O que de fato o diabo mostrou a Jesus?  Ali estava, representada, a Terra toda. A sua beleza, a sua herança, que, a frente de seu verdadeiro herdeiro, recebia a falsa oferta das mesmas paisagens, agora pelo usurpador. Como tem acontecido pelos séculos.

Tudo será seu, se me adorares!

Idiota! Nem um pão a oferecer, nada, nem um gole de água?  Que comerciante desumano, ops, pois que ainda não havia possuído a mente humana, até então, ficando apenas na descrição e no coração dos antigos.  Mas enfim, era o mesmo!

Descuidado e ganancioso, deixasse Jesus descansar um pouco, apreciar a paisagem, quem sabe esperar pela brisa do Jordão, para que a tentação da posse chegasse, e o fizesse um pouco interessado.

Porque era muito tentador, e satã o sabia muito bem.  Em tempo de disputas por palmos de deserto, ganhar de uma vez, um torrão bíblico nestas dimensões, poderia Jesus ter pensado…

E se ele aceitasse?  Tinha muitos irmãos a dar trabalho e pão, amigos, discípulos, gente de toda a Galileia, seguidores, quantos mais…

Aceitasse ele a oferta, no que seria a primeira posse de terras sem escrituras, porque não tinha como as transferir, Jesus estaria muito ocupado em fazê-las produzir e alimentar milhares.  Vinhas, oliveiras, campos de trigo, seus anos vindouros seriam os mais prósperos, em colheitas e poder.

O problema está no detalhe, o canto em que todos os diabos gostam de estar; a adoração que jurara ao cão.  Não haveria explicação ao seu Pai, evidente, pois que o enviou à Terra justamente para salvar os que que não queriam ser salvos.

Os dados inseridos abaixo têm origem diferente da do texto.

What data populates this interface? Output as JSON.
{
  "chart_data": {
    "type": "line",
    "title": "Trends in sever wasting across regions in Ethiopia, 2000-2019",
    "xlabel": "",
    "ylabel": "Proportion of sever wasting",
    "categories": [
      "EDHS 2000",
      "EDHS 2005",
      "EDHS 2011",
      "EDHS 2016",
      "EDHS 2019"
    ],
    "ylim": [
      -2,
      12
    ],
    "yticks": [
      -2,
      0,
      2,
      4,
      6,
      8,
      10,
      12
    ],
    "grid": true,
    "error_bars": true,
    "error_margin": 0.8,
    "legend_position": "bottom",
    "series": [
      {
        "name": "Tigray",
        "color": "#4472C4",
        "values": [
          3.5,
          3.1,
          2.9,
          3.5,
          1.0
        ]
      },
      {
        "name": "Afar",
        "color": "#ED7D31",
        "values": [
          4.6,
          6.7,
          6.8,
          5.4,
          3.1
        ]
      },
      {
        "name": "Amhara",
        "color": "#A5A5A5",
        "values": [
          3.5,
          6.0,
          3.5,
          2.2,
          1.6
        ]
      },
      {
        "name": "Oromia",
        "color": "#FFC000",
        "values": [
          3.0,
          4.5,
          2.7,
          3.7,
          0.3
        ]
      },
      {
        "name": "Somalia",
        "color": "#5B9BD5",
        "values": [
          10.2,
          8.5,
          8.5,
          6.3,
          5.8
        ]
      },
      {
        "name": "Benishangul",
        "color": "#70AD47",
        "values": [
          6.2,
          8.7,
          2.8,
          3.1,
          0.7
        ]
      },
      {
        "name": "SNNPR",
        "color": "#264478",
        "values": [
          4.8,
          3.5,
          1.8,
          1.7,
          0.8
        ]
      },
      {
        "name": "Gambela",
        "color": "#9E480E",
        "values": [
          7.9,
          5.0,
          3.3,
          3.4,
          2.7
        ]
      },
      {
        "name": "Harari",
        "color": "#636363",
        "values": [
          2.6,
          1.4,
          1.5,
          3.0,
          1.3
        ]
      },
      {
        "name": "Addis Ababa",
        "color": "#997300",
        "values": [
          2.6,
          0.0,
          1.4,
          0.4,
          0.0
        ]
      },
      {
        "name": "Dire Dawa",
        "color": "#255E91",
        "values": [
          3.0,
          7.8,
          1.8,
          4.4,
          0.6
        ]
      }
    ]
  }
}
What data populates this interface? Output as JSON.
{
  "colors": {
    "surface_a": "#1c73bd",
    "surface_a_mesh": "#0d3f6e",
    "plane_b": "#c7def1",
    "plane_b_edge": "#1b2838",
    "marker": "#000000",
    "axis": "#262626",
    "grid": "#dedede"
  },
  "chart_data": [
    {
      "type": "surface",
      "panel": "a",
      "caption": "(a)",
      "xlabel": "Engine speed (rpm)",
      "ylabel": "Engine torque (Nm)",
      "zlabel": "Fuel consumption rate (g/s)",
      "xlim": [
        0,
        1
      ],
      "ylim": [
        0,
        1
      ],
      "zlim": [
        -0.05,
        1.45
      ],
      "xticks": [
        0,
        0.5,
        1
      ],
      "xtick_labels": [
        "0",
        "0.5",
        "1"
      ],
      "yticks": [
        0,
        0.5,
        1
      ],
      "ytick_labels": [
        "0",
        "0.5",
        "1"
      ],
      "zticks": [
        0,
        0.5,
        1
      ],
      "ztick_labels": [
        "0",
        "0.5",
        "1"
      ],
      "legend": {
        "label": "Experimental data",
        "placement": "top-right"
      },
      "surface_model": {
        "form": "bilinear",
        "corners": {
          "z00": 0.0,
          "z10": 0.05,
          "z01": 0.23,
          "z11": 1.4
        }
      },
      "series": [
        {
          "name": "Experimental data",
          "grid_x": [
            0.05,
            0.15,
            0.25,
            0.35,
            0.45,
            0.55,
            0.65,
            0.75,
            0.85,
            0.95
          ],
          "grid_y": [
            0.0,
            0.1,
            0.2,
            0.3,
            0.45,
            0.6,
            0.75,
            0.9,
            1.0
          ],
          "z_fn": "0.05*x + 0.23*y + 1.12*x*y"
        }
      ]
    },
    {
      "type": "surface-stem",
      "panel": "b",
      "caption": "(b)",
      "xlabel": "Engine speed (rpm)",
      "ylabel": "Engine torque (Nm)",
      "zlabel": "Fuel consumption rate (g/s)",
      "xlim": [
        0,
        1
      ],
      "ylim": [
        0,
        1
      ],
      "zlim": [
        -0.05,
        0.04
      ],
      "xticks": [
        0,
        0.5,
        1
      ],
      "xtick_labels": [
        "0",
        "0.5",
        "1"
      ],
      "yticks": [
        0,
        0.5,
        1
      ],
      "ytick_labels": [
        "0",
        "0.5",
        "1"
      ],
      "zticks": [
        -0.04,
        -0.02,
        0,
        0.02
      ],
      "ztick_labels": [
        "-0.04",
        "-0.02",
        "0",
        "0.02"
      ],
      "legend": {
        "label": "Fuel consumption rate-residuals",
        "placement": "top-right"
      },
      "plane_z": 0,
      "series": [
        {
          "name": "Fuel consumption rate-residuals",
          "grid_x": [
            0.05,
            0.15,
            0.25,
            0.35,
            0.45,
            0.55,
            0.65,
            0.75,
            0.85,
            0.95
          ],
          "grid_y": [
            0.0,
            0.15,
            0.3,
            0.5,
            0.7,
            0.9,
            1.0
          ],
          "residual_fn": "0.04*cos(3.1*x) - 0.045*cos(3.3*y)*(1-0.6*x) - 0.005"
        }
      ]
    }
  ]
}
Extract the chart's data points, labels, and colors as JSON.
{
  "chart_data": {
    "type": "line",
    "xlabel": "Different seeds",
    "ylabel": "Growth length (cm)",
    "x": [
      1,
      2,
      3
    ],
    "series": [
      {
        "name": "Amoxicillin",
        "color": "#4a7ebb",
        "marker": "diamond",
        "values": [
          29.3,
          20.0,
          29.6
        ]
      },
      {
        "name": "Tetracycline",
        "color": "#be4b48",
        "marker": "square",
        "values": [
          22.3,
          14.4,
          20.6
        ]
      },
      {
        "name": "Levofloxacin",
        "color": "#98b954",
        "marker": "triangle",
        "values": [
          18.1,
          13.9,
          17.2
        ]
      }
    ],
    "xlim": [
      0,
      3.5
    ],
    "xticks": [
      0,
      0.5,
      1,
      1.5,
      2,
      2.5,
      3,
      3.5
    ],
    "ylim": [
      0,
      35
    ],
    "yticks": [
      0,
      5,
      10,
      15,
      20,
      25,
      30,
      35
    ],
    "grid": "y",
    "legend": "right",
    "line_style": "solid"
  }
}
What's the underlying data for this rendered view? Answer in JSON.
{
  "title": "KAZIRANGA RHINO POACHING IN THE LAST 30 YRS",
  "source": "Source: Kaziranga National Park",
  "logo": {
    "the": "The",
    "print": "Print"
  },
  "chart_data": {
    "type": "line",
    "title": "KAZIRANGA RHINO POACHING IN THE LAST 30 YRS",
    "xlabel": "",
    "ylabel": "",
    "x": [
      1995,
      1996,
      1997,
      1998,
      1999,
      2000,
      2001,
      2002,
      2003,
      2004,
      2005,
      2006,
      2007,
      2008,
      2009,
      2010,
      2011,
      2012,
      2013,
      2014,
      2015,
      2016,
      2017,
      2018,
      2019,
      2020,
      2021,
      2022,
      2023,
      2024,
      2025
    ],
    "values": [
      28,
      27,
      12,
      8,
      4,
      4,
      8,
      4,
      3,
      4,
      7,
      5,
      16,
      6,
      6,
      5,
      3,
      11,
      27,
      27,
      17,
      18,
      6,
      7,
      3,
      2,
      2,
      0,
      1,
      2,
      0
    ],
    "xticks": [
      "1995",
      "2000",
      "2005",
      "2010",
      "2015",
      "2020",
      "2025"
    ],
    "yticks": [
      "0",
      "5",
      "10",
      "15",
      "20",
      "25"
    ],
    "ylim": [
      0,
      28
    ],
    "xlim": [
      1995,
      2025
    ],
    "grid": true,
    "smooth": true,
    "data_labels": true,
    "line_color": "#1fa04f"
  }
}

E o que dizer a sua Mãe, à João Batista, aos seguidores, a quantos mais?

_Senhores, dispersai a vossa fé, por ora, pois teremos uma cooperativa a administrar.  Imaginem na alegria dos fariseus e escribas?

E o mundo jamais seria o mesmo! Um mundo sem cruzes, sem santos, sem a quem adorar.  Um mundo sem fé é o que seguiria, sem qualquer amor ao próximo, sem empatia, sem devoção e muito desigual.

Ainda bem que Jesus resistiu à tentação e a vida dos que creem não é assim.  Antes, segue o curso da justiça, da piedade, da solidariedade… 

Ainda bem.

Esta crônica compõe a construção de uma peça de teatro: “A Tentação de Jesus”. Seguem alguns diálogos:

* A seguir, Jesus foi levado pelo Espírito, ao deserto, para ser tentado pelo diabo.

* E depois de jejuar quarenta dias e quarenta noites, teve fome…

* Levou-lhe ainda o diabo a um monte muito alto, mostrou-lhe todos os reinos do mundo e a glória deles,

* e lhe disse:  Tudo isto te darei se, prostado, me adorares.

* Então, Jesus lhe ordenou:  Retira-te, Satanás, porque está escrito:

“Ao Senhor teu Deus adorarás, e só a ele darás culto” Dt.6.13

* Com isto o deixou o diabo, e eis que vieram anjos, e o serviam.

(Mateus 4:1-11)

Autor: Nelceu A. Zanatta. Também escreveu: A paz profunda do Natal dos que não tem nada:https://www.neipies.com/a-paz-profunda-do-natal-aos-que-nao-tem-nada/

Edição: A. R.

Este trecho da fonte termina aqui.